I don't know where all those iPads are, but i see PLENTY of
iPHONES on public transit, but at most i see 1 iPad per day on a train and almost never on a bus.) When i say PLENTY of iPHONES i am saying clusters of about 3 to 6 on any end or middle of a MUNI LRV. Whereas last year and in 2009 i observed things, i might have seen only 2 to 4 iPhones on either END of a train, and sometimes the same number on BART. Nowadays, it's either end AND the middle. On buses, I see maybe 4 or 5 max.
However, as for Kindles, I see 2-3 a day on either of those transit vehicles. As for seeing iPads in Borders before they shuttered their downtown SF locations, I would see 2 to 3 at a time starting from release date.
There are a couple of coffee shops i visit, and they are mostly or almost exclusively ithis/ithat although 20% might be generic win-based PCs and virtually NO win-based nor Android-based tablets -- yet.
Interestingly, this individual (I cannot tell if it is a man or woman, honestly) who USED to carry and dotingly use an iPad in the morning for several months and lug a laptop or book tote now only carries a reader.... Kindle, and NO lugged electronics. So, that person appears to have NOT upgraded to the iPad 1.5, er, umm, two.
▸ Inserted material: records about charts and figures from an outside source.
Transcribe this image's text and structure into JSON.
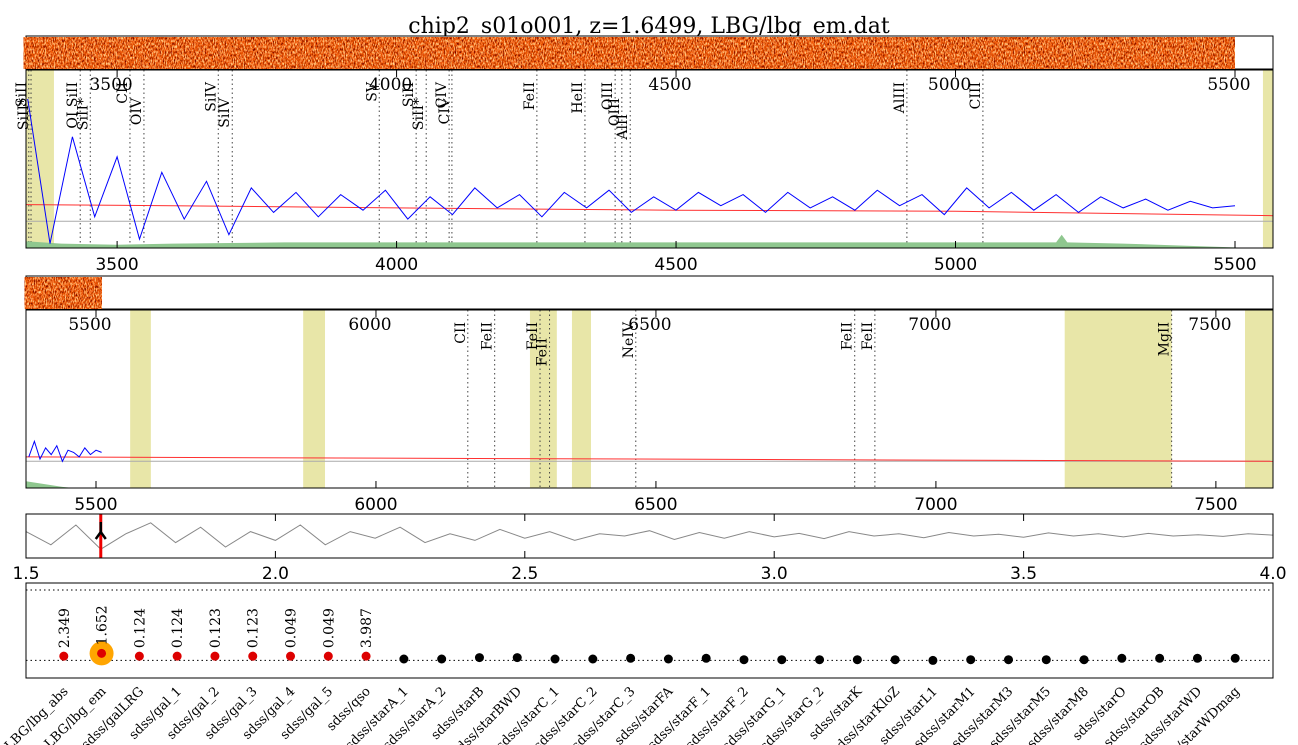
{
  "title": "chip2_s01o001, z=1.6499, LBG/lbg_em.dat",
  "chart_data": [
    {
      "type": "line",
      "strip": true,
      "top_labels": true,
      "zero_line": true,
      "xlim": [
        3337,
        5568
      ],
      "ylim": [
        -1.2,
        6.8
      ],
      "xticks": [
        3500,
        4000,
        4500,
        5000,
        5500
      ],
      "shaded": [
        [
          3337,
          3387
        ],
        [
          5550,
          5568
        ]
      ],
      "lines": [
        {
          "text": "SiII",
          "x": 3342
        },
        {
          "text": "SiII*",
          "x": 3346
        },
        {
          "text": "OI SiII",
          "x": 3434
        },
        {
          "text": "SiII*",
          "x": 3452
        },
        {
          "text": "CII",
          "x": 3523
        },
        {
          "text": "OIV",
          "x": 3548
        },
        {
          "text": "SiIV",
          "x": 3681
        },
        {
          "text": "SiIV",
          "x": 3706
        },
        {
          "text": "SV",
          "x": 3969
        },
        {
          "text": "SiII",
          "x": 4035
        },
        {
          "text": "SiII*",
          "x": 4053
        },
        {
          "text": "CIV",
          "x": 4094
        },
        {
          "text": "CIV",
          "x": 4099
        },
        {
          "text": "FeII",
          "x": 4251
        },
        {
          "text": "HeII",
          "x": 4337
        },
        {
          "text": "OIII",
          "x": 4391
        },
        {
          "text": "OIII",
          "x": 4403
        },
        {
          "text": "AlII",
          "x": 4418
        },
        {
          "text": "AlIII",
          "x": 4913
        },
        {
          "text": "CIII",
          "x": 5049
        }
      ],
      "series": [
        {
          "name": "flux",
          "color": "#0000ff",
          "x": [
            3340,
            3380,
            3420,
            3460,
            3500,
            3540,
            3580,
            3620,
            3660,
            3700,
            3740,
            3780,
            3820,
            3860,
            3900,
            3940,
            3980,
            4020,
            4060,
            4100,
            4140,
            4180,
            4220,
            4260,
            4300,
            4340,
            4380,
            4420,
            4460,
            4500,
            4540,
            4580,
            4620,
            4660,
            4700,
            4740,
            4780,
            4820,
            4860,
            4900,
            4940,
            4980,
            5020,
            5060,
            5100,
            5140,
            5180,
            5220,
            5260,
            5300,
            5340,
            5380,
            5420,
            5460,
            5500
          ],
          "values": [
            5.5,
            -1.0,
            3.8,
            0.2,
            2.9,
            -0.8,
            2.2,
            0.1,
            1.8,
            -0.6,
            1.5,
            0.4,
            1.3,
            0.2,
            1.2,
            0.5,
            1.4,
            0.1,
            1.1,
            0.3,
            1.5,
            0.6,
            1.2,
            0.2,
            1.3,
            0.6,
            1.4,
            0.4,
            1.1,
            0.5,
            1.3,
            0.7,
            1.2,
            0.4,
            1.3,
            0.6,
            1.1,
            0.5,
            1.4,
            0.7,
            1.2,
            0.3,
            1.5,
            0.6,
            1.3,
            0.5,
            1.2,
            0.4,
            1.1,
            0.6,
            1.0,
            0.5,
            0.9,
            0.6,
            0.7
          ]
        },
        {
          "name": "model",
          "color": "#ff3030",
          "x": [
            3337,
            3600,
            4000,
            4500,
            5000,
            5568
          ],
          "values": [
            0.75,
            0.7,
            0.6,
            0.5,
            0.45,
            0.25
          ]
        },
        {
          "name": "noise",
          "color": "#8fc78f",
          "fill": true,
          "x": [
            3337,
            3400,
            3500,
            3600,
            3800,
            4000,
            4500,
            5000,
            5180,
            5190,
            5200,
            5300,
            5530
          ],
          "values": [
            -0.9,
            -1.0,
            -1.05,
            -1.0,
            -0.95,
            -0.95,
            -0.95,
            -0.95,
            -0.95,
            -0.6,
            -0.95,
            -1.0,
            -1.2
          ]
        }
      ]
    },
    {
      "type": "line",
      "strip": true,
      "top_labels": true,
      "zero_line": true,
      "xlim": [
        5375,
        7602
      ],
      "ylim": [
        -1.2,
        6.8
      ],
      "xticks": [
        5500,
        6000,
        6500,
        7000,
        7500
      ],
      "shaded": [
        [
          5561,
          5598
        ],
        [
          5870,
          5909
        ],
        [
          6275,
          6323
        ],
        [
          6350,
          6384
        ],
        [
          7230,
          7421
        ],
        [
          7552,
          7602
        ]
      ],
      "lines": [
        {
          "text": "CII",
          "x": 6164
        },
        {
          "text": "FeII",
          "x": 6212
        },
        {
          "text": "FeII",
          "x": 6293
        },
        {
          "text": "FeII",
          "x": 6310
        },
        {
          "text": "NeIV",
          "x": 6464
        },
        {
          "text": "FeII",
          "x": 6855
        },
        {
          "text": "FeII",
          "x": 6891
        },
        {
          "text": "MgII",
          "x": 7421
        }
      ],
      "series": [
        {
          "name": "flux",
          "color": "#0000ff",
          "x": [
            5380,
            5390,
            5400,
            5410,
            5420,
            5430,
            5440,
            5450,
            5460,
            5470,
            5480,
            5490,
            5500,
            5510
          ],
          "values": [
            0.2,
            0.9,
            0.1,
            0.6,
            0.3,
            0.7,
            0.0,
            0.5,
            0.4,
            0.2,
            0.6,
            0.3,
            0.5,
            0.4
          ]
        },
        {
          "name": "model",
          "color": "#ff3030",
          "x": [
            5375,
            7602
          ],
          "values": [
            0.2,
            0.0
          ]
        },
        {
          "name": "noise",
          "color": "#8fc78f",
          "fill": true,
          "x": [
            5375,
            5440,
            5460
          ],
          "values": [
            -0.9,
            -1.15,
            -1.2
          ]
        }
      ]
    },
    {
      "type": "line",
      "xlim": [
        1.5,
        4.0
      ],
      "ylim": [
        0,
        1
      ],
      "marker_x": 1.6499,
      "xticks": [
        1.5,
        {
          "value": 2,
          "label": "2.0"
        },
        2.5,
        {
          "value": 3,
          "label": "3.0"
        },
        3.5,
        {
          "value": 4,
          "label": "4.0"
        }
      ],
      "series": [
        {
          "name": "chi2",
          "color": "#888888",
          "x": [
            1.5,
            1.55,
            1.6,
            1.65,
            1.7,
            1.75,
            1.8,
            1.85,
            1.9,
            1.95,
            2,
            2.05,
            2.1,
            2.15,
            2.2,
            2.25,
            2.3,
            2.35,
            2.4,
            2.45,
            2.5,
            2.55,
            2.6,
            2.65,
            2.7,
            2.75,
            2.8,
            2.85,
            2.9,
            2.95,
            3,
            3.05,
            3.1,
            3.15,
            3.2,
            3.25,
            3.3,
            3.35,
            3.4,
            3.45,
            3.5,
            3.55,
            3.6,
            3.65,
            3.7,
            3.75,
            3.8,
            3.85,
            3.9,
            3.95,
            4
          ],
          "values": [
            0.6,
            0.3,
            0.75,
            0.2,
            0.55,
            0.8,
            0.35,
            0.7,
            0.25,
            0.6,
            0.4,
            0.75,
            0.3,
            0.6,
            0.45,
            0.7,
            0.35,
            0.55,
            0.4,
            0.65,
            0.45,
            0.6,
            0.4,
            0.55,
            0.5,
            0.62,
            0.42,
            0.58,
            0.45,
            0.6,
            0.48,
            0.56,
            0.44,
            0.6,
            0.5,
            0.55,
            0.46,
            0.58,
            0.5,
            0.54,
            0.47,
            0.57,
            0.5,
            0.55,
            0.48,
            0.56,
            0.5,
            0.53,
            0.49,
            0.55,
            0.52
          ]
        }
      ]
    },
    {
      "type": "scatter",
      "xlim": [
        -1,
        32
      ],
      "ylim": [
        -0.25,
        1.1
      ],
      "hlines": [
        0,
        1
      ],
      "color": "#000000",
      "labeled_color": "#dd0000",
      "selected": 1,
      "selected_color": "#ffa500",
      "categories": [
        "LBG/lbg_abs",
        "LBG/lbg_em",
        "sdss/galLRG",
        "sdss/gal_1",
        "sdss/gal_2",
        "sdss/gal_3",
        "sdss/gal_4",
        "sdss/gal_5",
        "sdss/qso",
        "sdss/starA_1",
        "sdss/starA_2",
        "sdss/starB",
        "sdss/starBWD",
        "sdss/starC_1",
        "sdss/starC_2",
        "sdss/starC_3",
        "sdss/starFA",
        "sdss/starF_1",
        "sdss/starF_2",
        "sdss/starG_1",
        "sdss/starG_2",
        "sdss/starK",
        "sdss/starKloZ",
        "sdss/starL1",
        "sdss/starM1",
        "sdss/starM3",
        "sdss/starM5",
        "sdss/starM8",
        "sdss/starO",
        "sdss/starOB",
        "sdss/starWD",
        "sdss/starWDmag"
      ],
      "values": [
        0.06,
        0.1,
        0.06,
        0.06,
        0.06,
        0.06,
        0.06,
        0.06,
        0.06,
        0.02,
        0.02,
        0.04,
        0.04,
        0.02,
        0.02,
        0.03,
        0.02,
        0.03,
        0.01,
        0.01,
        0.01,
        0.01,
        0.01,
        0.0,
        0.01,
        0.01,
        0.01,
        0.01,
        0.03,
        0.03,
        0.03,
        0.03
      ],
      "scores": [
        "2.349",
        "1.652",
        "0.124",
        "0.124",
        "0.123",
        "0.123",
        "0.049",
        "0.049",
        "3.987"
      ]
    }
  ]
}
At any rate, Apple execs and designers must be wetting their pant and spraining their wrists when the look at the iPhone -- and to some extent the iPad -- signal blobs on a real-time wall display. Sure, there are maybe 5x as many non-Apple phones on a transit vehicle, and a very packed train of some 200 people must have some 30 or 40 iPhones in each car, but those non-Apple phones are fragmented across different OSs and styles of phones.
iPads, however, seem to suffer from price and glare and random if not increasing new reports of thefts (at weapons-point) of Apple products in SF. One or 2 people were even home-invaded and relieved of their goods. Kindle might be less tempting a theft target, I suspect.